Another student of Wilch's, Adrian Laurenzi, currently a sophomore at the University of Washington, was the original catalyst for the project and had worked in Gang's lab the year before. Schlegel continued and built upon Laurenzi's research.
"It's one of the best classes I've had," Schlegel said. "Ms. Wilch takes a personal interest in everyone's research. She's one of the big reasons that I succeeded in the lab."
"Angela is smart, hardworking and dedicated," Wilch said. "When she completes a job, she does so thoroughly." Wilch also praises Schlegel's enthusiasm for the scientific process, her willingness to help her classmates and most of all, her patience and perseverance. "As is typical of research, not everything has always gone smoothly, but Angela has taken every turn in stride," Wilch said. "She never complains or expresses frustration."
Schlegel's passion for science dates back to her childhood, when her entomologist grandfather regularly took her to visit parks and canyons. A THMS summer research project in the Chiricahua Mountains further sparked her interest in research. "I like how there's always something new to discover," she said. "You can look at unknowns and find something new."

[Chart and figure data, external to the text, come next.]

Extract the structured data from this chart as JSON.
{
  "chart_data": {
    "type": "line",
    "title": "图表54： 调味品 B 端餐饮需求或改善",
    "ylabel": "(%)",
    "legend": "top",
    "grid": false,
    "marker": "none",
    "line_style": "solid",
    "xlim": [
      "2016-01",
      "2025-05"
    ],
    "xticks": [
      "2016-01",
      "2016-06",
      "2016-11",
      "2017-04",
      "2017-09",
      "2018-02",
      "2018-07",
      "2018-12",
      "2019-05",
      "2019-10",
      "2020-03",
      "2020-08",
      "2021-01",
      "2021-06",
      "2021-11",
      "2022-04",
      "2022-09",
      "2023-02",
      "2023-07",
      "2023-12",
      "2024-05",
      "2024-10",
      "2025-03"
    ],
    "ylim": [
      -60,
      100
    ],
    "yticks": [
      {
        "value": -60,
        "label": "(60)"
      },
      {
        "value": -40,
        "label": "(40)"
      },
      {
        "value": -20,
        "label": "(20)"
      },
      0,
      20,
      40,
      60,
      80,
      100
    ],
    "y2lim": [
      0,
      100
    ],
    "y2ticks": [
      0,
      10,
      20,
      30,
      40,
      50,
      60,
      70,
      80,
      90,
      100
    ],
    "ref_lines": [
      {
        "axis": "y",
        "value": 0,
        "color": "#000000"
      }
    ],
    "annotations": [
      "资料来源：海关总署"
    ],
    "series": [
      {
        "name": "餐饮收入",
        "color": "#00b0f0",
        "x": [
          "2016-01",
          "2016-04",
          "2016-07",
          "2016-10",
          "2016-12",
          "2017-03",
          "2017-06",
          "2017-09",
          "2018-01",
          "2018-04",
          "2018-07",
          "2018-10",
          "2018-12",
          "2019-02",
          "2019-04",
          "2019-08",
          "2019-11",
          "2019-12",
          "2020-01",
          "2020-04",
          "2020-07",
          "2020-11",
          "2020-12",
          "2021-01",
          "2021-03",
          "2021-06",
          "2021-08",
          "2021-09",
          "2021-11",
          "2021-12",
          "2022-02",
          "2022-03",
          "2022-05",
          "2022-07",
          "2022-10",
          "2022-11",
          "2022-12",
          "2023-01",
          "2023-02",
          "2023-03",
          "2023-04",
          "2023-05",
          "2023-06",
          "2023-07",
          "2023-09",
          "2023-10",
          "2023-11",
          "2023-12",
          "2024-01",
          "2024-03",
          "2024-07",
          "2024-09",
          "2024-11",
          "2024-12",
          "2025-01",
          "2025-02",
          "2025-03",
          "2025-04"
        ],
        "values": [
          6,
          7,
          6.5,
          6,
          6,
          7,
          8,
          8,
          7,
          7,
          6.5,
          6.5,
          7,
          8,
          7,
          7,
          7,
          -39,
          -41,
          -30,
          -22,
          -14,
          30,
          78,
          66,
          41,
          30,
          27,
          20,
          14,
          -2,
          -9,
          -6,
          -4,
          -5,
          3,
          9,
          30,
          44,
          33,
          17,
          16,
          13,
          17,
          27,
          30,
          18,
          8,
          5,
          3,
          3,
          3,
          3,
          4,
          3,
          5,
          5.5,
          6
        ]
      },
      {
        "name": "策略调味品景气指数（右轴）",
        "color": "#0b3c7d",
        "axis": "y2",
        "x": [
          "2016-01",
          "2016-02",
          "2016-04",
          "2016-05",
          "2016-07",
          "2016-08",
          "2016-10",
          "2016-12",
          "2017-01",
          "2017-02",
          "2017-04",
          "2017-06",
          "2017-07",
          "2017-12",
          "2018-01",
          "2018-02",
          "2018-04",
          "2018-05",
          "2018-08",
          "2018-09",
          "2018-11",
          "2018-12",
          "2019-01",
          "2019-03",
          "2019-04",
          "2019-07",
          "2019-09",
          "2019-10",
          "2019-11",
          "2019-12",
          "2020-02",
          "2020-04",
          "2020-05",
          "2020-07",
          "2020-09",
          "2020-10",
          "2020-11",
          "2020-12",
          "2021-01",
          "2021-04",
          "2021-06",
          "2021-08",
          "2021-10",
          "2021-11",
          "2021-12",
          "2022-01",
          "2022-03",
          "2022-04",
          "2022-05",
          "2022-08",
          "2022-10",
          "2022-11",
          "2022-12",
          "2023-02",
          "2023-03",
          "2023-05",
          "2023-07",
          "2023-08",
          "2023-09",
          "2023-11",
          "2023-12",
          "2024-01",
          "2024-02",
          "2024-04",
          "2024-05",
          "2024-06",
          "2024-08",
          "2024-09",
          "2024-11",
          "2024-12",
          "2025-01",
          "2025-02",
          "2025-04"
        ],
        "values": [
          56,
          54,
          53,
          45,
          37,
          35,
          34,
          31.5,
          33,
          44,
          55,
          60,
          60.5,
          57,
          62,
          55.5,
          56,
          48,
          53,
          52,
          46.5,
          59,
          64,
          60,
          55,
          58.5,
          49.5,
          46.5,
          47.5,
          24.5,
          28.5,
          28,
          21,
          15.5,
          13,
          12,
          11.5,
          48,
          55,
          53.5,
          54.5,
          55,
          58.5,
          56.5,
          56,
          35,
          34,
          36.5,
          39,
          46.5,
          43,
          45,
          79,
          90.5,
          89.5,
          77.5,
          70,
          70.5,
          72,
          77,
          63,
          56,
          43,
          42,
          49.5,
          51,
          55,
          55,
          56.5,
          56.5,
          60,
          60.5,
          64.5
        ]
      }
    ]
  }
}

Schlegel says she's enjoyed the chance to gain hands-on research skills in the Gang lab, and that she also appreciates the supportive and collaborative environment she's found there. "I like the idea that I'm doing real research that could get published," she said, adding that she's gained confidence as a researcher during her time in the lab. "I've gained the knowledge and capacity to find things on my own and think for myself."
She advises would-be young researchers to be persistent. "Don't give up," Schlegel said. "It's daunting at first, because there's so much you need to know, but you just keep working at it and taking it one little step at a time and eventually you really get it."